Using those properties, we can define a lightweight criterion which we call Markers Application to Finality:

  • The supporters of any mark are tracked, which is made easier by the metadata associated to each marker, see Section 4.7 - Markers.
  • If any marker reaches message confirmation, we give the "confirmed" status to all messages in its past cone, and hence transaction confirmation to all transactions it may contain.
  • If a tracked marker reaches age FinalityMaxAge without achieving confirmation, it will receive the status "Orphaned".

6.4.5 Liked and Monotonically Liked

Via finality, the approval weight is also used in conjunction with the fast probabilistic consensus (FPC) and to determine which branches should be considered for tip selection. To do this we have the concept of branches and conflicts being "liked".

  • Liked conflict: A conflict is liked (or individually liked) if either:
    • The opinion of the transaction is true and the level is either 2 or 3 (i.e.
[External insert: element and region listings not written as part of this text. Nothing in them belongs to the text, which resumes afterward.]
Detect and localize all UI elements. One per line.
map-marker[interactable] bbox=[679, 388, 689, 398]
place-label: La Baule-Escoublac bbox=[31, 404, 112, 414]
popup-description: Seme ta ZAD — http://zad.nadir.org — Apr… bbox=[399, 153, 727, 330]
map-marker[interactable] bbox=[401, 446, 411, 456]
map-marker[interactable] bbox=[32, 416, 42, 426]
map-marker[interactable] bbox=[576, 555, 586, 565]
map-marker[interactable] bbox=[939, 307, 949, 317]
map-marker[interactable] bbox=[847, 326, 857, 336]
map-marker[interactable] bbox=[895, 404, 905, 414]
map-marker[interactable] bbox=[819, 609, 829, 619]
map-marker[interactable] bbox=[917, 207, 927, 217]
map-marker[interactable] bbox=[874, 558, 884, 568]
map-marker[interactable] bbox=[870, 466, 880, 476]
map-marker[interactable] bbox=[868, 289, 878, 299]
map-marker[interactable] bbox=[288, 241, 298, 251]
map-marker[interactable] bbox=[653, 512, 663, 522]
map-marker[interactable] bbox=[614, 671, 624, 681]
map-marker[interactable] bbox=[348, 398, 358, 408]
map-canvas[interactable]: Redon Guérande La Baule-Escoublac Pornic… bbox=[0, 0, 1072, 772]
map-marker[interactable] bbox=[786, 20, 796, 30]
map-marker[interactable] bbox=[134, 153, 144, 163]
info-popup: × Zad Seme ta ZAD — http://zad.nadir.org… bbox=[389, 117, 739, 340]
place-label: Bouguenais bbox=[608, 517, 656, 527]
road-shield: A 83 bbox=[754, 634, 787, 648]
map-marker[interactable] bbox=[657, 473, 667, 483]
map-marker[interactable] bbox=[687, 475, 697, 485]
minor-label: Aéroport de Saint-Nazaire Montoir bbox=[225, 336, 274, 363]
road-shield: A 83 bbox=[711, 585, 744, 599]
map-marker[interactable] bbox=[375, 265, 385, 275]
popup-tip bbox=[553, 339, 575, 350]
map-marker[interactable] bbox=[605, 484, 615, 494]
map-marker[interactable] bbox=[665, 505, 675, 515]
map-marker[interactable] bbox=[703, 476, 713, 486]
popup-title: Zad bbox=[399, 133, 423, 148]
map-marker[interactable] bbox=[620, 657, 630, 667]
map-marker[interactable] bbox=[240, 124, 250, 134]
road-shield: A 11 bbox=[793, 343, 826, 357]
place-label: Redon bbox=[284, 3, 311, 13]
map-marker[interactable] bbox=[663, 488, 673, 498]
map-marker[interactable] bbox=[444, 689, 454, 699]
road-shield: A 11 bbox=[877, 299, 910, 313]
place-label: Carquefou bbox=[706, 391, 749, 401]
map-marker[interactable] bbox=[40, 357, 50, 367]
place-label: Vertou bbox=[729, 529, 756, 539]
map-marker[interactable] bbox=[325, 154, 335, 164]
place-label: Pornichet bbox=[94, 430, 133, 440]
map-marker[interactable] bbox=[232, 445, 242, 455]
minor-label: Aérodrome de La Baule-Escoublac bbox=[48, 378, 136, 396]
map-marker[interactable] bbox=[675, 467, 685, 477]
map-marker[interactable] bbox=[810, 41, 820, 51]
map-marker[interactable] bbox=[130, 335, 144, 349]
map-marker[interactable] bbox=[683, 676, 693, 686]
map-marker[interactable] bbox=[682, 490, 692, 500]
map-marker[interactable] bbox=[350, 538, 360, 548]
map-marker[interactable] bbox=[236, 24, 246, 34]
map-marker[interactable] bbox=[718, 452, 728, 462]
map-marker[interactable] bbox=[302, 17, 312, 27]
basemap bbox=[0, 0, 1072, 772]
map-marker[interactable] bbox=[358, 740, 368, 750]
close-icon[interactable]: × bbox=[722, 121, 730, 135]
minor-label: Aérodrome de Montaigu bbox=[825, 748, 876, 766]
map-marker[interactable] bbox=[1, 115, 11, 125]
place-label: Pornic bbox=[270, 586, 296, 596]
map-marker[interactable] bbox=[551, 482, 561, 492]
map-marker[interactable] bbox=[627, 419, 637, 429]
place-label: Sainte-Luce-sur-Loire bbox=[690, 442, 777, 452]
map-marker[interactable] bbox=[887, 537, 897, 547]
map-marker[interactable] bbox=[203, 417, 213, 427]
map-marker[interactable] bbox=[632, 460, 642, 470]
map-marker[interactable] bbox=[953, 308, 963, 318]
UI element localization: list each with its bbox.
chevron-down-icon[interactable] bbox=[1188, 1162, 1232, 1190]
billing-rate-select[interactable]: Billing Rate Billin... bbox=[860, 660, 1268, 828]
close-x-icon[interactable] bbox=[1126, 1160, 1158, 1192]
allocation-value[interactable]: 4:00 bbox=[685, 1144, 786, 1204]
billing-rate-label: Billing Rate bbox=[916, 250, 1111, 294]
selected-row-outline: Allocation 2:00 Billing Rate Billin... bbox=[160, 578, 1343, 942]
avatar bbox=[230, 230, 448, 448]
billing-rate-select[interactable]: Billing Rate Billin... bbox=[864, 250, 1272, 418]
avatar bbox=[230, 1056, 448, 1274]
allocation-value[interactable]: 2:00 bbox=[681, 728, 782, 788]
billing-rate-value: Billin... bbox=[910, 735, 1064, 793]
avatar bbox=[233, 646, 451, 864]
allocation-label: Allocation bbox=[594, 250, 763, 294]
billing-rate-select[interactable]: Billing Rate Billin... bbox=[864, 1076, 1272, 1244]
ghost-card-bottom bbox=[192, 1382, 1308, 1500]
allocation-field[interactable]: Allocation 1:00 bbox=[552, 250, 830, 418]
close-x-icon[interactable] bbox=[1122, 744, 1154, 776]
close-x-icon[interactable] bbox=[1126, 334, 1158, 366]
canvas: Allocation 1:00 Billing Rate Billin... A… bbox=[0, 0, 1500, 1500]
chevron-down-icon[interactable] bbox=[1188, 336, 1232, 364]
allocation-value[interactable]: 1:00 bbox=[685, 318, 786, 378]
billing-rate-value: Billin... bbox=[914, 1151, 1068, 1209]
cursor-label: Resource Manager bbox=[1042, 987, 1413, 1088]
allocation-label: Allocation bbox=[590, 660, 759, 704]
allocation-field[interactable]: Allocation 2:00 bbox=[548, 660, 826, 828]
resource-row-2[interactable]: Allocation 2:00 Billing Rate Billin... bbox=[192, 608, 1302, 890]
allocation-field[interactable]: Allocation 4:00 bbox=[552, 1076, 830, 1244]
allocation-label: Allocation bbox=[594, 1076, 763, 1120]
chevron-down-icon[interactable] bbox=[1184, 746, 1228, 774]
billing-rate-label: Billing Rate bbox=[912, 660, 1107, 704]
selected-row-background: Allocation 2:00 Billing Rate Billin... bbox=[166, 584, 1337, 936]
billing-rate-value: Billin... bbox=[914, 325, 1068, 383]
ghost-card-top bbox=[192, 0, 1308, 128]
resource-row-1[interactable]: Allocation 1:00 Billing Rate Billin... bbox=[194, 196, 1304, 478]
FPC has terminated with liked status, see Section 6.1 - Objects of Consensus) AND it does not conflict with a finalized transaction.
      • The conflict is finalized.
  • Individually liked conflict branch: A conflict branch is individually liked if the conflict defining it is liked.
  • Monotonically liked branch: A branch is monotonically liked if all of its conflicts are liked. Equivalently, a branch is monotonically liked if all of its conflict branches in its branch past cone are individually liked.

FPC initially determines which conflicts are liked. However, nodes that are syncing and missed the FPC voting will default to the conflicts which are finalised. Decisions about each conflict set are carried out by FPC individually and so we separate between "individually liked" and "monotonically liked". Branches that are monotonically liked have their entire history liked and can be included in the strong past cone of messages. Monotonically like branch IDs will thus receive more supporters and thus eventually become finalised.

Note: Once a branch gets confirmed, the conflicting ones receive the status "Rejected".